The latest data disclosed by Vietnam’s Ministry of Information and Communications indicates that censorship compliance rates by Facebook and YouTube both exceed 90%.

In this context, Southeast Asia provides a compelling case study. Notably, four of the 10 countries with the highest number of Facebook users worldwide are also in Southeast Asia: Indonesia, the Philippines, Vietnam and Thailand. Across the region, censorship requests have pervaded the social media landscape and redefined Big Tech-government relations. 

“Several governments in the region have onerous regulation that compels digital platforms to adhere to strict rules over what content is or isn’t allowed to be on the platform,” Kian Vesteinsson, an expert on technology and democracy at Freedom House, told me. “Companies that don’t comply with these rules may risk fines, criminal or civil liability, or even outright bans or blocks,” Vesteinsson said.

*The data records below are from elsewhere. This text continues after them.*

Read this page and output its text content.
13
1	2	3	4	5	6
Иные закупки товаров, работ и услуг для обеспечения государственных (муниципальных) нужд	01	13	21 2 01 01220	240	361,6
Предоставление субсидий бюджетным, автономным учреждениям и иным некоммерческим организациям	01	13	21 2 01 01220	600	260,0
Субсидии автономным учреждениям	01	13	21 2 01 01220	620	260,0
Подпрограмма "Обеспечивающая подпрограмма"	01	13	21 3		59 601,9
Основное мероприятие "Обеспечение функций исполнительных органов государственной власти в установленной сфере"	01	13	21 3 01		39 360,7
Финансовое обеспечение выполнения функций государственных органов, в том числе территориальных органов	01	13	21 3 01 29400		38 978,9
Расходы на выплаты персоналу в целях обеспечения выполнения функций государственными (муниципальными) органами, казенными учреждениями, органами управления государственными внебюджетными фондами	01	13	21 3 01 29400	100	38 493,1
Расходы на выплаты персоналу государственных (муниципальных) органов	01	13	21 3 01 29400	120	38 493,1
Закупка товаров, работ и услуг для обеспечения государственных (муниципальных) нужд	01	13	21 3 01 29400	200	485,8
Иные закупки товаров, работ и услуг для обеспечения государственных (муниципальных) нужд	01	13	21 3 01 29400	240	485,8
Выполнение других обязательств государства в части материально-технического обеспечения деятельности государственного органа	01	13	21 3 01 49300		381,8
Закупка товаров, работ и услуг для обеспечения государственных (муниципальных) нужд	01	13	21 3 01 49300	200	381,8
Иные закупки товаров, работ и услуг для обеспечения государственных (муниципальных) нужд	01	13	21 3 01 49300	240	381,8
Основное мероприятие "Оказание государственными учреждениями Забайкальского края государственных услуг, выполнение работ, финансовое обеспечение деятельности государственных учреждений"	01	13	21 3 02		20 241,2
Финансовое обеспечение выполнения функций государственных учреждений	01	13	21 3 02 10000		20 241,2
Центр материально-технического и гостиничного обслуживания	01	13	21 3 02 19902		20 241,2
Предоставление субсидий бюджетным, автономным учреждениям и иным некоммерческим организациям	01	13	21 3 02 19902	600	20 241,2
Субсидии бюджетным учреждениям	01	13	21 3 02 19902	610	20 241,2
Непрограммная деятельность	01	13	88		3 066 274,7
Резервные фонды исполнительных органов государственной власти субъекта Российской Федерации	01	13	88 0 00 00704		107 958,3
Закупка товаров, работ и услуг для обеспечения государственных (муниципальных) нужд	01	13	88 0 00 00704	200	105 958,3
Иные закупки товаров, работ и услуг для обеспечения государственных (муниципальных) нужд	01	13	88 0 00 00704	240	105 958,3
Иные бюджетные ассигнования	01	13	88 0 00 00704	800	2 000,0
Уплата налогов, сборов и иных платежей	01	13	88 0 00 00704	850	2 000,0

But a wholesale ban on any of the biggest social platforms feels highly improbable today. These companies have become indispensable partners in Vietnam’s online censorship regime, to the point that the threat of shutting them down is more of a brinkmanship tactic than a realistic option. In other words, they are too important to Vietnam to be shut down. And the entanglement goes both ways — for Facebook and Google, the Vietnamese market is too lucrative for them to back out or resist censorship demands.

To wit, after Vietnam threatened to block Facebook in 2020 over anti-government posts, the threat never materialized. And Facebook has largely met the demands of Vietnamese authorities ever since.

Last May, TikTok faced a similar threat. Vietnam launched a probe into TikTok’s operations in Vietnam, warning that any failure to comply with Vietnamese regulations could see the platform shown the door in this lucrative market. While the outcome of the inspection is pending and could be released any time, there are already signs that TikTok, the only foreign social media platform to have set up shop in Vietnam, will do whatever it takes to get on the good side of Vietnamese authorities. In June, TikTok admitted to its wrongdoings in Vietnam and pledged to take corrective actions.

The fuss that Vietnamese authorities have made about both Facebook and TikTok has likely masked their real intent: to further strong-arm these platforms into becoming more compliant and answerable to Vietnamese censors. Judging by their playbook, Vietnamese authorities are likely to continue wielding the stick of shutdown as a pretext to tighten the grip on narratives online, fortify state controls on social media and solidify the government’s increasing leverage over Big Tech.

Could a different kind of platform emerge in this milieu? Vietnam’s economy of scale would scarcely allow for this kind of development: The prospect of building a more robust domestic internet ecosystem that could elbow out Facebook or YouTube doesn’t really exist. Absent bigger political and economic changes, Hanoi will remain reliant on foreign tech platforms to curb dissent, gauge public sentiment, discover corrupt behavior by local officials and get out its own messages to its internet-savvy population.